Legal Settlements and Income Tax

Legal settlements and awards can cause major problems for taxpayers. Why, you may get hit with an assessment for unreported income two years down the road. Since many settlements are of large dollar amounts, the penalties and interest over that two year period can break you. There is another pitfall, if you decide to sell the rights to a structured settlement, of which I will discuss later.

Your Settlement May Be Taxable

The most important thing to remember is that unless your settlement is for a physical injury, you will have to pay income tax on the entire award.

Attorney Fee Allocation In Settlement May Be Taxable To You

The second most important thing to remember, is that your settlement portion relating to attorney fees is taxable. Accordingly, money you never get, money that is siphoned off by your legal counsel, will be included in your income, and you will pay tax on it.

My accountant says "Don't worry, its not taxable." I can't believe how many times I have heard that coming from a fellow business owner. I wonder if your accountant is going to answer his phone when you learn that you owe tens or hundreds of thousands of dollars in tax, penalties and interest. That is very common, by the way.

The Law Behind The Tax

A little about the law behind the rules I just described. The code states that income is just about everything you receive in value unless it is expressly exempted from tax under the law. Title 26 of the US Code Section 104 (26 USC 104(a)(2)) creates an exclusion from taxable income, relating to legal settlements. The Supreme Court settled a dispute between the Federal District Courts of Appeal in its holding in Comm v Schleier (1995). In Schleier, the Court set out two independent requirements that a taxpayer must meet before a recovery may be excluded under 26 USC 104(a)(2). The taxpayer must demonstrate that the underlying cause of action giving rise to the recovery is predicated upon a legal tort or legal tort type rights and second, the taxpayer must show that the damages were related to personal injuries or sickness.
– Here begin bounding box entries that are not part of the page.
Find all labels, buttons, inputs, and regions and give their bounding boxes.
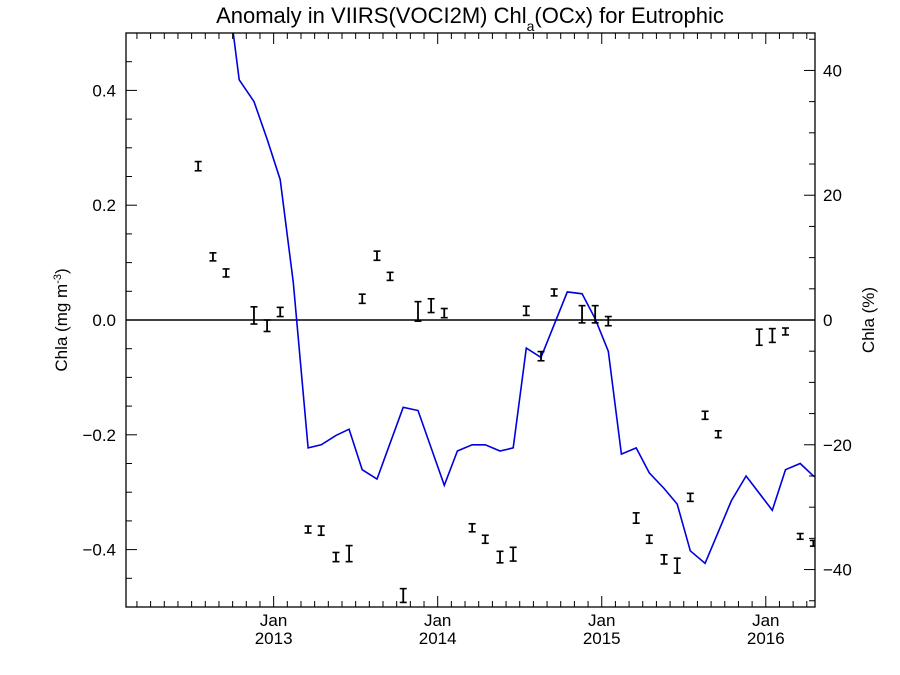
errorbar-point <box>686 492 694 503</box>
x-tick-label-year: 2014 <box>419 629 457 648</box>
x-tick-label-month: Jan <box>424 611 451 630</box>
y2-tick-label: −20 <box>823 436 852 455</box>
series-anomaly-errorbars <box>194 160 815 604</box>
errorbar-point <box>522 305 530 317</box>
errorbar-point <box>427 297 435 314</box>
errorbar-point <box>714 429 722 439</box>
errorbar-point <box>317 525 325 537</box>
errorbar-point <box>632 512 640 524</box>
errorbar-point <box>386 271 394 282</box>
errorbar-point <box>399 587 407 604</box>
errorbar-point <box>755 328 763 347</box>
errorbar-point <box>550 288 558 297</box>
errorbar-point <box>332 551 340 563</box>
errorbar-point <box>645 534 653 545</box>
errorbar-point <box>194 160 202 172</box>
errorbar-point <box>781 327 789 336</box>
errorbar-point <box>209 252 217 262</box>
errorbar-point <box>701 410 709 421</box>
y-tick-label: −0.2 <box>82 426 116 445</box>
errorbar-point <box>440 307 448 319</box>
y-tick-label: −0.4 <box>82 541 116 560</box>
y-axis-left: 0.4 0.2 0.0 −0.2 −0.4 <box>82 32 137 608</box>
errorbar-point <box>250 305 258 325</box>
y-tick-label: 0.0 <box>92 311 116 330</box>
y-tick-label: 0.2 <box>92 196 116 215</box>
errorbar-point <box>263 319 271 333</box>
y2-tick-label: 20 <box>823 186 842 205</box>
x-tick-label-year: 2015 <box>583 629 621 648</box>
errorbar-point <box>345 544 353 563</box>
x-tick-label-month: Jan <box>260 611 287 630</box>
chart-title: Anomaly in VIIRS(VOCI2M) Chla(OCx) for E… <box>216 3 724 34</box>
errorbar-point <box>591 304 599 324</box>
errorbar-point <box>468 522 476 533</box>
errorbar-point <box>481 534 489 545</box>
errorbar-point <box>673 557 681 574</box>
errorbar-point <box>578 304 586 324</box>
errorbar-point <box>509 546 517 562</box>
y2-tick-label: 40 <box>823 61 842 80</box>
y-tick-label: 0.4 <box>92 81 116 100</box>
x-tick-label-month: Jan <box>588 611 615 630</box>
y-axis-right-title: Chla (%) <box>859 287 878 353</box>
errorbar-point <box>496 550 504 564</box>
errorbar-point <box>537 350 545 362</box>
errorbar-point <box>222 268 230 278</box>
errorbar-point <box>276 306 284 318</box>
y-axis-left-title: Chla (mg m-3) <box>52 268 71 371</box>
x-tick-label-month: Jan <box>752 611 779 630</box>
y-axis-right: 40 20 0 −20 −40 <box>804 38 852 602</box>
y2-tick-label: 0 <box>823 311 832 330</box>
errorbar-point <box>304 525 312 534</box>
x-tick-label-year: 2013 <box>255 629 293 648</box>
errorbar-point <box>358 293 366 305</box>
errorbar-point <box>660 553 668 565</box>
x-tick-label-year: 2016 <box>747 629 785 648</box>
errorbar-point <box>373 250 381 262</box>
errorbar-point <box>809 539 815 547</box>
y2-tick-label: −40 <box>823 561 852 580</box>
errorbar-point <box>768 327 776 344</box>
errorbar-point <box>796 532 804 541</box>
errorbar-point <box>604 315 612 327</box>
series-percent-line <box>232 33 815 565</box>
errorbar-point <box>414 300 422 322</box>
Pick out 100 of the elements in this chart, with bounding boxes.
Tax Deduction For Attorney Fees

Do you get to deduct the attorney fees? Yes, in theory, but in practice, due to the alternative minimum tax (AMT), probably not. The reason is that the attorney fees are a miscellaneous itemized deduction subject to the 2 percent floor and that deduction is phased out for high income taxpayers, under the alternative minimum tax regime. Alternative minimum tax kicks in around 71,000 for a joint filer. What the 2 percent floor means, is that you must subtract 2 percent of your adjusted gross income from the attorney fees before you get any deduction and before the AMT kicks in.

Selling Your Structured Settlement (not Capital gain)

If you have a legal settlement that involves an annuity type cash flow or structured settlement, you can get into trouble. The reason for this is, that a person is taxed on the actual or constructive receipt of money. While you are receiving your structured payments, you will only recognize income when you receive either the payment or the rights to the payment. Think about what happens when you sell your right to receive all the future payments. You are selling an asset worth x x amount of dollars and you will have to pay income tax on that amount. But what is that asset worth? The amount realized on that transaction is the present value (PV) of all future cash flows, discounted at the appropriate interest rate.
The situation can go south fast when you sell this asset for less that the tax liability, which can happen very easily.

You will also not be allowed to convert your ordinary income to capital gain by selling your settlement proceeds to a third party. See Davis v Comm (1997). You are selling your rights to receive the income payments, not a capital asset.

There are many companies out there waiting to buy your structured settlement for pennies on the dollar. Its your cash, get it now? Caveat venditor!!